Figure 1.

Transcriptional signature of long-term epilepsy-associated tumors. (a) Illustration of the workflow. Dataset collection including our own cohort and 2 GEO databases, which were integrated into our analysis (GSE60898 and GSE94349). (b) Bar-plot of the silhouette widths of each patient based on the “PAM” cluster integrated in the AutoPipe-package (CRAN). The optimal number of clusters was computed by “PAM” clustering and visualized by the mean silhouette widths. Patients with negative silhouette widths were excluded. Full cluster are given in the Supplementary Fig. 1. (c) Sample distribution among all integrated datasets (d) tSNE visualization of the cohort. Colors indicate the cluster origin. (e) A heatmap with distinct up- and downregulated genes of each cluster group (C1–C4).

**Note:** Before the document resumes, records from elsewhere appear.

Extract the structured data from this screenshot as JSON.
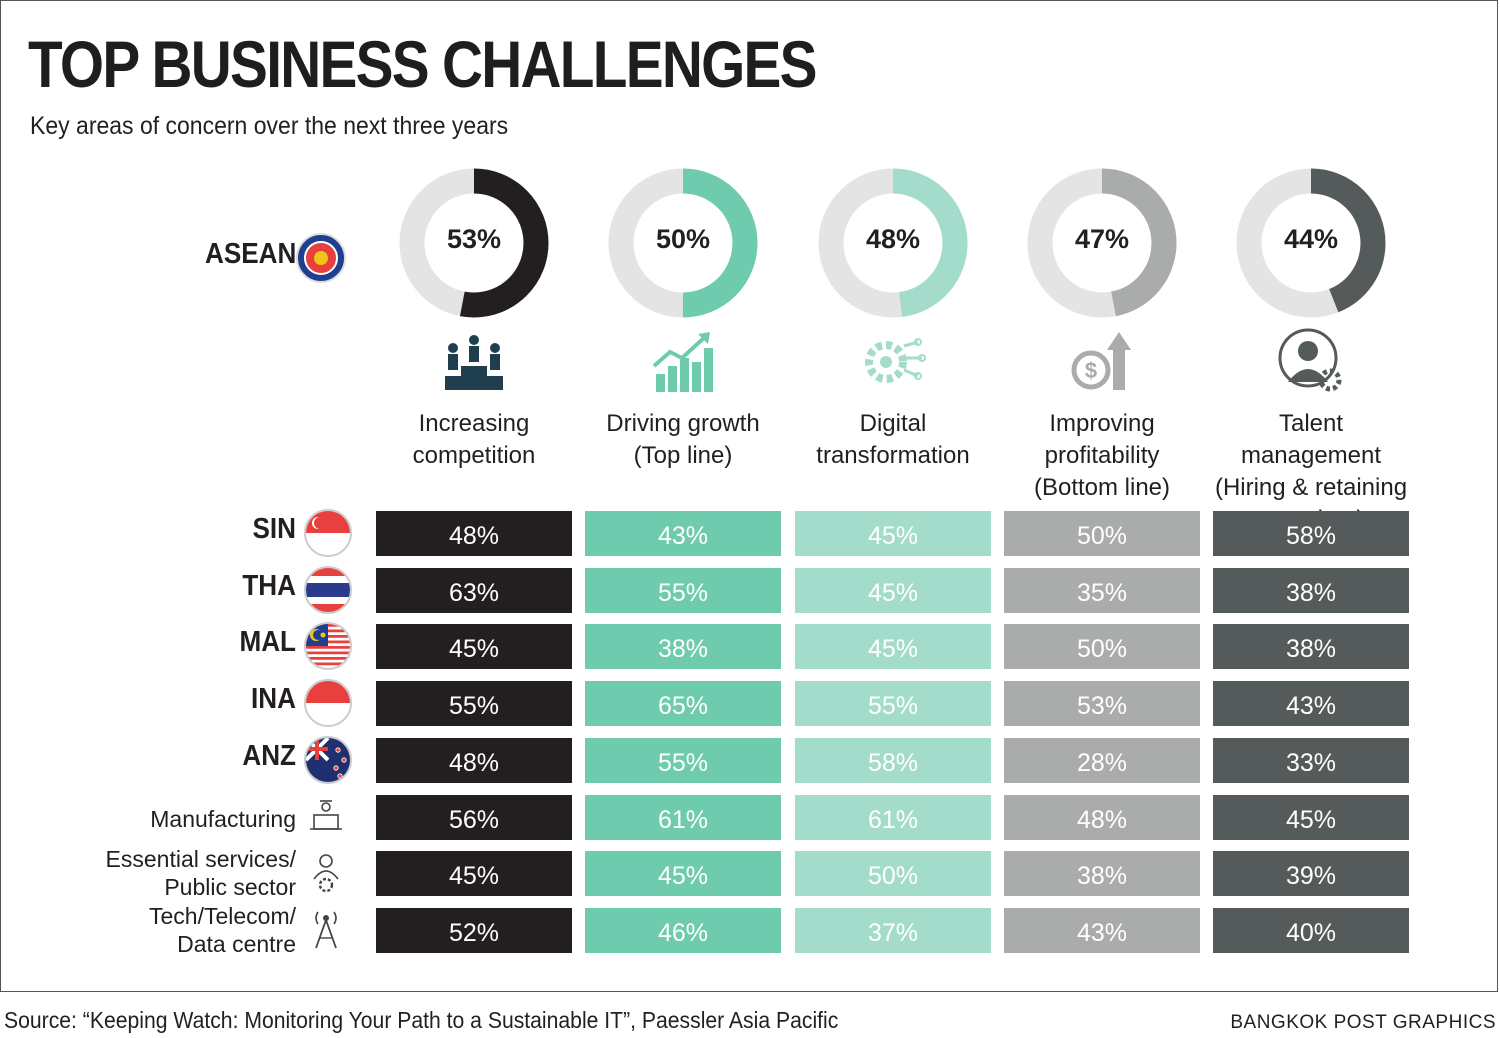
{
  "title": "TOP BUSINESS CHALLENGES",
  "subtitle": "Key areas of concern over the next three years",
  "asean_label": "ASEAN",
  "source": "Source: “Keeping Watch: Monitoring Your Path to a Sustainable IT”, Paessler Asia Pacific",
  "credit": "BANGKOK POST GRAPHICS",
  "colors": {
    "competition": "#231f20",
    "growth": "#6fcbae",
    "digital": "#a3dccb",
    "profitability": "#a9acab",
    "talent": "#555b5b",
    "track": "#e4e4e4"
  },
  "chart_data": {
    "type": "table",
    "title": "TOP BUSINESS CHALLENGES",
    "subtitle": "Key areas of concern over the next three years",
    "categories": [
      {
        "key": "competition",
        "label_lines": [
          "Increasing",
          "competition"
        ],
        "icon": "podium-people-icon"
      },
      {
        "key": "growth",
        "label_lines": [
          "Driving growth",
          "(Top line)"
        ],
        "icon": "growth-chart-icon"
      },
      {
        "key": "digital",
        "label_lines": [
          "Digital",
          "transformation"
        ],
        "icon": "gear-circuit-icon"
      },
      {
        "key": "profitability",
        "label_lines": [
          "Improving",
          "profitability",
          "(Bottom line)"
        ],
        "icon": "dollar-arrow-icon"
      },
      {
        "key": "talent",
        "label_lines": [
          "Talent management",
          "(Hiring & retaining",
          "top talent)"
        ],
        "icon": "person-gear-icon"
      }
    ],
    "asean": {
      "label": "ASEAN",
      "values": [
        53,
        50,
        48,
        47,
        44
      ],
      "display": [
        "53%",
        "50%",
        "48%",
        "47%",
        "44%"
      ]
    },
    "rows": [
      {
        "label_lines": [
          "SIN"
        ],
        "kind": "country",
        "icon": "singapore-flag-icon",
        "values": [
          48,
          43,
          45,
          50,
          58
        ],
        "display": [
          "48%",
          "43%",
          "45%",
          "50%",
          "58%"
        ]
      },
      {
        "label_lines": [
          "THA"
        ],
        "kind": "country",
        "icon": "thailand-flag-icon",
        "values": [
          63,
          55,
          45,
          35,
          38
        ],
        "display": [
          "63%",
          "55%",
          "45%",
          "35%",
          "38%"
        ]
      },
      {
        "label_lines": [
          "MAL"
        ],
        "kind": "country",
        "icon": "malaysia-flag-icon",
        "values": [
          45,
          38,
          45,
          50,
          38
        ],
        "display": [
          "45%",
          "38%",
          "45%",
          "50%",
          "38%"
        ]
      },
      {
        "label_lines": [
          "INA"
        ],
        "kind": "country",
        "icon": "indonesia-flag-icon",
        "values": [
          55,
          65,
          55,
          53,
          43
        ],
        "display": [
          "55%",
          "65%",
          "55%",
          "53%",
          "43%"
        ]
      },
      {
        "label_lines": [
          "ANZ"
        ],
        "kind": "country",
        "icon": "anz-flag-icon",
        "values": [
          48,
          55,
          58,
          28,
          33
        ],
        "display": [
          "48%",
          "55%",
          "58%",
          "28%",
          "33%"
        ]
      },
      {
        "label_lines": [
          "Manufacturing"
        ],
        "kind": "sector",
        "icon": "factory-worker-icon",
        "values": [
          56,
          61,
          61,
          48,
          45
        ],
        "display": [
          "56%",
          "61%",
          "61%",
          "48%",
          "45%"
        ]
      },
      {
        "label_lines": [
          "Essential services/",
          "Public sector"
        ],
        "kind": "sector",
        "icon": "person-gear-outline-icon",
        "values": [
          45,
          45,
          50,
          38,
          39
        ],
        "display": [
          "45%",
          "45%",
          "50%",
          "38%",
          "39%"
        ]
      },
      {
        "label_lines": [
          "Tech/Telecom/",
          "Data centre"
        ],
        "kind": "sector",
        "icon": "antenna-tower-icon",
        "values": [
          52,
          46,
          37,
          43,
          40
        ],
        "display": [
          "52%",
          "46%",
          "37%",
          "43%",
          "40%"
        ]
      }
    ]
  }
}
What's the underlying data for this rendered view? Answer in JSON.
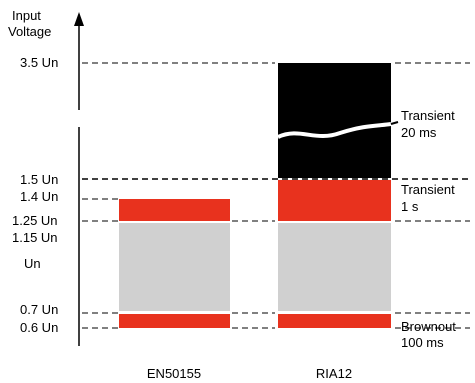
{
  "axis_title_line1": "Input",
  "axis_title_line2": "Voltage",
  "levels": {
    "l35": "3.5 Un",
    "l15": "1.5 Un",
    "l14": "1.4 Un",
    "l125": "1.25 Un",
    "l115": "1.15 Un",
    "un": "Un",
    "l07": "0.7 Un",
    "l06": "0.6 Un"
  },
  "annotations": {
    "transient20_line1": "Transient",
    "transient20_line2": "20 ms",
    "transient1_line1": "Transient",
    "transient1_line2": "1 s",
    "brownout_line1": "Brownout",
    "brownout_line2": "100 ms"
  },
  "columns": {
    "left": "EN50155",
    "right": "RIA12"
  },
  "colors": {
    "normal_band": "#d0d0d0",
    "limit_band": "#e8321e",
    "transient_band": "#000000"
  }
}
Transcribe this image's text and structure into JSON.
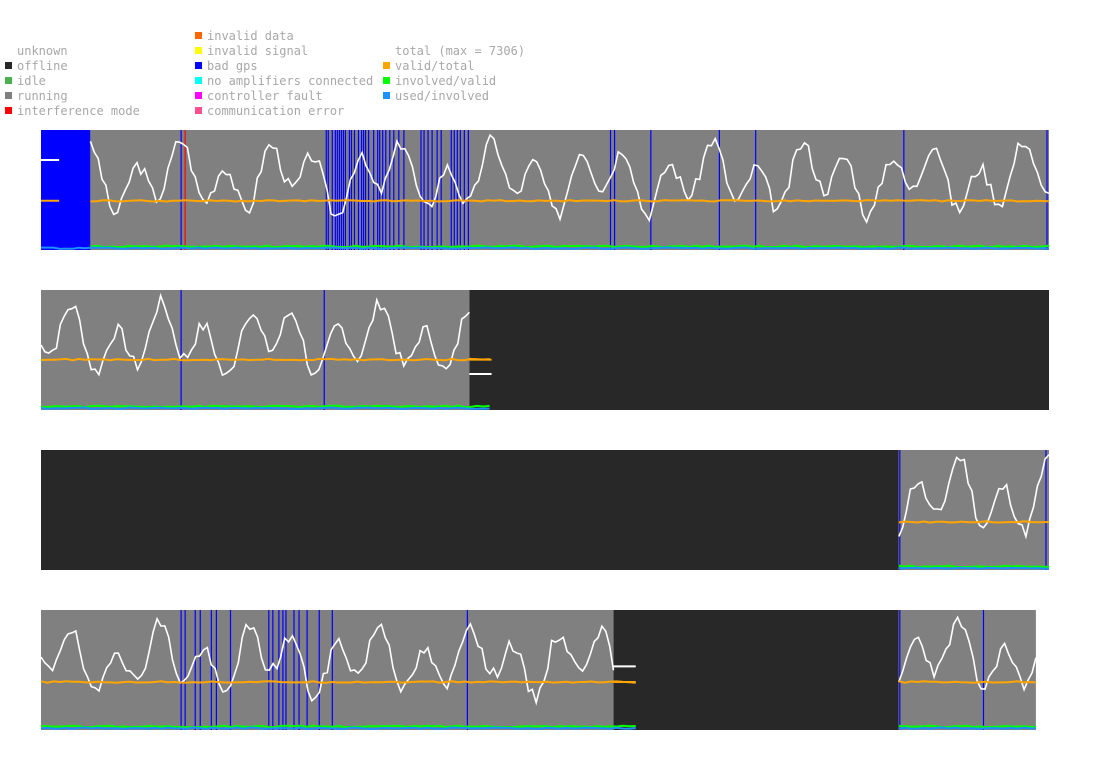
{
  "legend": {
    "states": [
      {
        "label": "unknown",
        "color": "#ffffff"
      },
      {
        "label": "offline",
        "color": "#282828"
      },
      {
        "label": "idle",
        "color": "#4caf50"
      },
      {
        "label": "running",
        "color": "#808080"
      },
      {
        "label": "interference mode",
        "color": "#ff0000"
      }
    ],
    "faults": [
      {
        "label": "invalid data",
        "color": "#ff6600"
      },
      {
        "label": "invalid signal",
        "color": "#ffff00"
      },
      {
        "label": "bad gps",
        "color": "#0000ff"
      },
      {
        "label": "no amplifiers connected",
        "color": "#00ffff"
      },
      {
        "label": "controller fault",
        "color": "#ff00ff"
      },
      {
        "label": "communication error",
        "color": "#ff4f8f"
      }
    ],
    "ratios": [
      {
        "label": "total (max = 7306)",
        "color": null
      },
      {
        "label": "valid/total",
        "color": "#ffa500"
      },
      {
        "label": "involved/valid",
        "color": "#00ff00"
      },
      {
        "label": "used/involved",
        "color": "#1e90ff"
      }
    ]
  },
  "chart_data": {
    "type": "line",
    "x_domain": [
      0,
      1
    ],
    "y_domain": [
      0,
      1
    ],
    "max_total": 7306,
    "series_colors": {
      "total": "#ffffff",
      "valid_total": "#ffa500",
      "involved_valid": "#00ff00",
      "used_involved": "#1e90ff"
    },
    "state_colors": {
      "offline": "#282828",
      "running": "#808080",
      "bad_gps": "#0000ff",
      "interference": "#ff0000"
    },
    "panels": [
      {
        "id": 1,
        "segments": [
          {
            "state": "bad_gps",
            "x0": 0.0,
            "x1": 0.049
          },
          {
            "state": "running",
            "x0": 0.049,
            "x1": 1.0
          }
        ],
        "markers": {
          "bad_gps": [
            0.139,
            0.283,
            0.285,
            0.289,
            0.292,
            0.294,
            0.296,
            0.298,
            0.3,
            0.302,
            0.306,
            0.308,
            0.311,
            0.315,
            0.318,
            0.32,
            0.322,
            0.325,
            0.33,
            0.334,
            0.336,
            0.339,
            0.342,
            0.346,
            0.35,
            0.355,
            0.36,
            0.377,
            0.38,
            0.384,
            0.388,
            0.393,
            0.397,
            0.407,
            0.41,
            0.413,
            0.416,
            0.42,
            0.424,
            0.565,
            0.569,
            0.605,
            0.673,
            0.709,
            0.856,
            0.998
          ],
          "interference": [
            0.143
          ]
        },
        "total_pct": {
          "x0": 0.049,
          "x1": 1.0,
          "base": 0.6,
          "amp": 0.2,
          "seed": 3
        },
        "valid_total": {
          "x0": 0.049,
          "x1": 1.0,
          "value": 0.41
        },
        "involved_valid": {
          "x0": 0.049,
          "x1": 1.0,
          "value": 0.03
        },
        "used_involved": {
          "x0": 0.0,
          "x1": 1.0,
          "value": 0.015
        },
        "stubs": [
          {
            "x": 0.0,
            "total": 0.75,
            "valid": 0.41
          }
        ]
      },
      {
        "id": 2,
        "segments": [
          {
            "state": "running",
            "x0": 0.0,
            "x1": 0.425
          },
          {
            "state": "offline",
            "x0": 0.425,
            "x1": 1.0
          }
        ],
        "markers": {
          "bad_gps": [
            0.139,
            0.281
          ],
          "interference": []
        },
        "total_pct": {
          "x0": 0.0,
          "x1": 0.425,
          "base": 0.58,
          "amp": 0.2,
          "seed": 7
        },
        "valid_total": {
          "x0": 0.0,
          "x1": 0.445,
          "value": 0.42
        },
        "involved_valid": {
          "x0": 0.0,
          "x1": 0.445,
          "value": 0.03
        },
        "used_involved": {
          "x0": 0.0,
          "x1": 0.445,
          "value": 0.015
        },
        "stubs": [
          {
            "x": 0.425,
            "x_end": 0.447,
            "total": 0.3,
            "valid": 0.42
          }
        ]
      },
      {
        "id": 3,
        "segments": [
          {
            "state": "offline",
            "x0": 0.0,
            "x1": 0.851
          },
          {
            "state": "running",
            "x0": 0.851,
            "x1": 1.0
          }
        ],
        "markers": {
          "bad_gps": [
            0.852,
            0.997
          ],
          "interference": []
        },
        "total_pct": {
          "x0": 0.851,
          "x1": 1.0,
          "base": 0.6,
          "amp": 0.22,
          "seed": 11
        },
        "valid_total": {
          "x0": 0.851,
          "x1": 1.0,
          "value": 0.4
        },
        "involved_valid": {
          "x0": 0.851,
          "x1": 1.0,
          "value": 0.03
        },
        "used_involved": {
          "x0": 0.851,
          "x1": 1.0,
          "value": 0.015
        },
        "stubs": []
      },
      {
        "id": 4,
        "segments": [
          {
            "state": "running",
            "x0": 0.0,
            "x1": 0.568
          },
          {
            "state": "offline",
            "x0": 0.568,
            "x1": 0.851
          },
          {
            "state": "running",
            "x0": 0.851,
            "x1": 0.987
          }
        ],
        "markers": {
          "bad_gps": [
            0.139,
            0.143,
            0.153,
            0.158,
            0.169,
            0.174,
            0.188,
            0.226,
            0.23,
            0.236,
            0.24,
            0.243,
            0.251,
            0.256,
            0.264,
            0.276,
            0.289,
            0.423,
            0.852,
            0.935
          ],
          "interference": []
        },
        "total_pct": {
          "x0": 0.0,
          "x1": 0.568,
          "base": 0.58,
          "amp": 0.2,
          "seed": 19
        },
        "total_pct_b": {
          "x0": 0.851,
          "x1": 0.987,
          "base": 0.6,
          "amp": 0.2,
          "seed": 23
        },
        "valid_total": {
          "x0": 0.0,
          "x1": 0.59,
          "value": 0.4
        },
        "valid_total_b": {
          "x0": 0.851,
          "x1": 0.987,
          "value": 0.4
        },
        "involved_valid": {
          "x0": 0.0,
          "x1": 0.59,
          "value": 0.03
        },
        "involved_valid_b": {
          "x0": 0.851,
          "x1": 0.987,
          "value": 0.03
        },
        "used_involved": {
          "x0": 0.0,
          "x1": 0.59,
          "value": 0.015
        },
        "used_involved_b": {
          "x0": 0.851,
          "x1": 0.987,
          "value": 0.015
        },
        "stubs": [
          {
            "x": 0.568,
            "x_end": 0.59,
            "total": 0.53,
            "valid": 0.4
          }
        ]
      }
    ]
  }
}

Red indicates up-regulated gene expression, blue down-regulated genes, respectively. (f) Violin plot of distinct signature genes characteristic for each cluster. (g) Clinical information including histology, age, BRAF-mutation status and oncological course (progressive disease PD, or stable disease SD) (h) Gene Set Enrichment Analysis (GSEA) of each cluster group was performed and illustrated by bar-plots. P-values are determined GSEA and adjusted by False-Discovery Rate for multiple testing. Data is given as mean ± standard deviation; *p < 0.05, **p < 0.01, ***p < 0.001.